Croatia IBAN validator
How the IBAN format works
- Format
- HR + 2 check digits + 7-digit bank code + 10-digit account number (21 chars)
- Example
- HR1210010051863000160
Things to watch for
- 21 characters total, all numeric
^HR[0-9]{2}[0-9]{7}[0-9]{10}$A Croatian IBAN is 21 characters, entirely numeric after the country code: “HR”, two check digits, a 7-digit bank code, and a 10-digit account number. The 7-digit bank code is longer than the 3- to 5-digit codes used by many other European countries, a holdover from how Croatia’s domestic banking system numbered institutions before IBAN standardization arrived. Anyone paying a Croatian supplier, sending money to family in Croatia, or filling in a SEPA transfer form needs all 21 digits correct — with no letters anywhere in the format, a single mistyped digit is the only way a Croatian IBAN typically goes wrong.
How this validator works
This tool checks the “HR” prefix, confirms the bank-code block is 7 digits and the account-number block is 10 digits, then runs the real mod-97 checksum (ISO 7064) Croatian banks use to generate a valid IBAN — entirely client-side in your browser, nothing sent to a server, no signup required.

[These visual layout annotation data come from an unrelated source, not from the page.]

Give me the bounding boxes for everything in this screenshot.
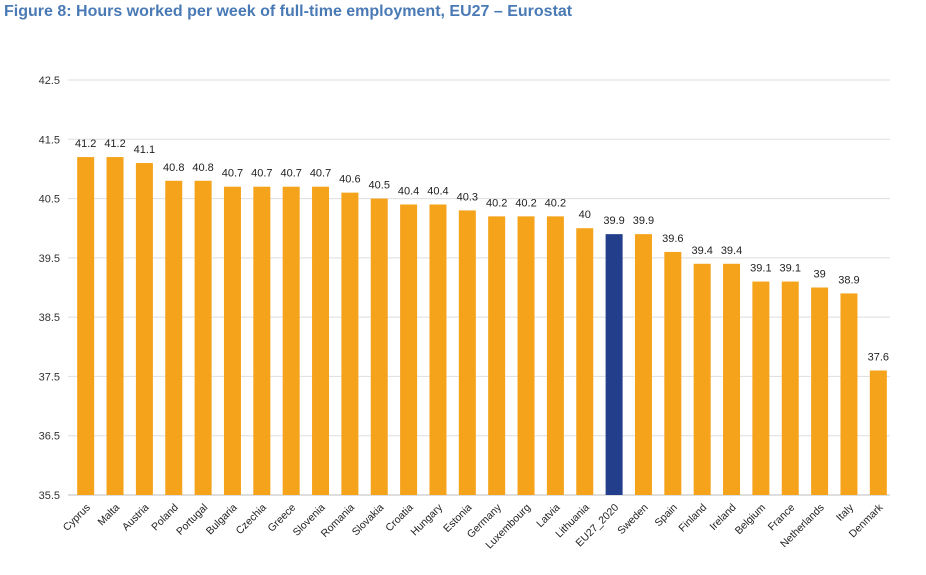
figure-title: Figure 8: Hours worked per week of full-… [4, 3, 573, 20]
bar [752, 281, 770, 495]
data-label: 39.9 [603, 215, 624, 227]
y-tick-label: 40.5 [39, 194, 60, 206]
category-label: Bulgaria [204, 502, 240, 538]
bar [488, 216, 506, 495]
y-tick-label: 38.5 [39, 312, 60, 324]
bar [781, 281, 799, 495]
data-label: 40.5 [369, 180, 390, 192]
bar [429, 204, 447, 495]
bar [312, 186, 330, 495]
data-label: 40.4 [398, 186, 419, 198]
data-label: 41.2 [75, 138, 96, 150]
category-label: Spain [652, 502, 680, 530]
bar [341, 192, 359, 495]
data-label: 39.1 [780, 263, 801, 275]
data-label: 39.6 [662, 233, 683, 245]
data-label: 39.9 [633, 215, 654, 227]
category-label: Italy [834, 501, 857, 524]
bar [194, 180, 212, 496]
category-label: Austria [120, 502, 152, 534]
bar [664, 251, 682, 495]
data-label: 40.2 [545, 197, 566, 209]
data-label: 37.6 [868, 352, 889, 364]
data-label: 40.2 [486, 197, 507, 209]
data-label: 40.6 [339, 174, 360, 186]
category-label: Portugal [174, 502, 210, 538]
y-tick-label: 37.5 [39, 371, 60, 383]
data-label: 40.8 [192, 162, 213, 174]
category-label: Malta [96, 502, 123, 529]
bar [634, 234, 652, 495]
data-label: 40.7 [251, 168, 272, 180]
bar [106, 157, 124, 496]
data-label: 39.1 [750, 263, 771, 275]
bar [77, 157, 95, 496]
bar [458, 210, 476, 495]
bar [723, 263, 741, 495]
bar [400, 204, 418, 495]
data-label: 39.4 [721, 245, 742, 257]
bar [282, 186, 300, 495]
bar [135, 163, 153, 495]
data-label: 40.7 [222, 168, 243, 180]
bar [840, 293, 858, 495]
bar [223, 186, 241, 495]
bar [869, 370, 887, 495]
y-tick-label: 39.5 [39, 253, 60, 265]
data-label: 41.1 [134, 144, 155, 156]
bar [546, 216, 564, 495]
data-label: 40.3 [457, 191, 478, 203]
data-label: 41.2 [104, 138, 125, 150]
data-label: 40.4 [427, 186, 448, 198]
y-tick-label: 35.5 [39, 490, 60, 502]
category-label: Finland [676, 502, 709, 535]
category-label: Cyprus [61, 502, 93, 534]
bar [517, 216, 535, 495]
bar [370, 198, 388, 496]
data-label: 40 [579, 209, 591, 221]
bar [165, 180, 183, 496]
y-tick-label: 42.5 [39, 75, 60, 87]
category-label: Czechia [234, 502, 269, 537]
bar [693, 263, 711, 495]
data-label: 40.2 [515, 197, 536, 209]
data-label: 39 [813, 269, 825, 281]
y-tick-label: 36.5 [39, 431, 60, 443]
category-label: Slovakia [350, 502, 387, 539]
data-label: 40.7 [280, 168, 301, 180]
bar [605, 234, 623, 495]
category-label: Hungary [409, 501, 446, 538]
bar [253, 186, 271, 495]
data-label: 38.9 [838, 274, 859, 286]
data-label: 39.4 [691, 245, 712, 257]
data-label: 40.8 [163, 162, 184, 174]
category-label: Belgium [733, 501, 768, 536]
bar [811, 287, 829, 495]
category-label: Sweden [615, 502, 650, 537]
bar [576, 228, 594, 495]
y-tick-label: 41.5 [39, 134, 60, 146]
data-label: 40.7 [310, 168, 331, 180]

What a pass doesn’t tell you
A pass confirms the 21 digits are correctly formed and internally consistent — not that the account exists, is open, or belongs to whoever you expect. This tool does no bank-code-to-bank-name resolution and never contacts the Croatian National Bank or any commercial bank. If a Croatian IBAN fails, re-check the boundary between the 7-digit bank code and the 10-digit account number first — because both are plain digit runs with no visual separator, it’s easy to shift a digit across that boundary when copying by hand.
Scope: Croatian IBAN structure and mod-97 checksum validation only — not payment processing, bank-name lookup, or confirming an account is active, none of which a client-side check can establish. Use this validator to catch a typo before a transfer fails; use your bank to confirm the account itself.
Content last reviewed 2026-07-07.
IBAN FAQ
What does a Croatian IBAN encode?
21 characters: 'HR', two check digits, a 7-digit bank code, and a 10-digit account number, all numeric — for example HR1210010051863000160.
Why is Croatia's bank code 7 digits when many countries use 3-5?
Croatia joined the euro area's IBAN scheme later than many members and its domestic bank identifier was already a longer numeric code under the national banking system, so the IBAN carries that existing 7-digit code forward unchanged rather than shortening it.
Does this tool confirm my Croatian IBAN's bank code belongs to a specific bank?
No. It checks structure and the mod-97 checksum only, with no bank-name lookup and no contact with the Croatian National Bank or any commercial bank. Confirming the account is open requires the account holder or your own bank.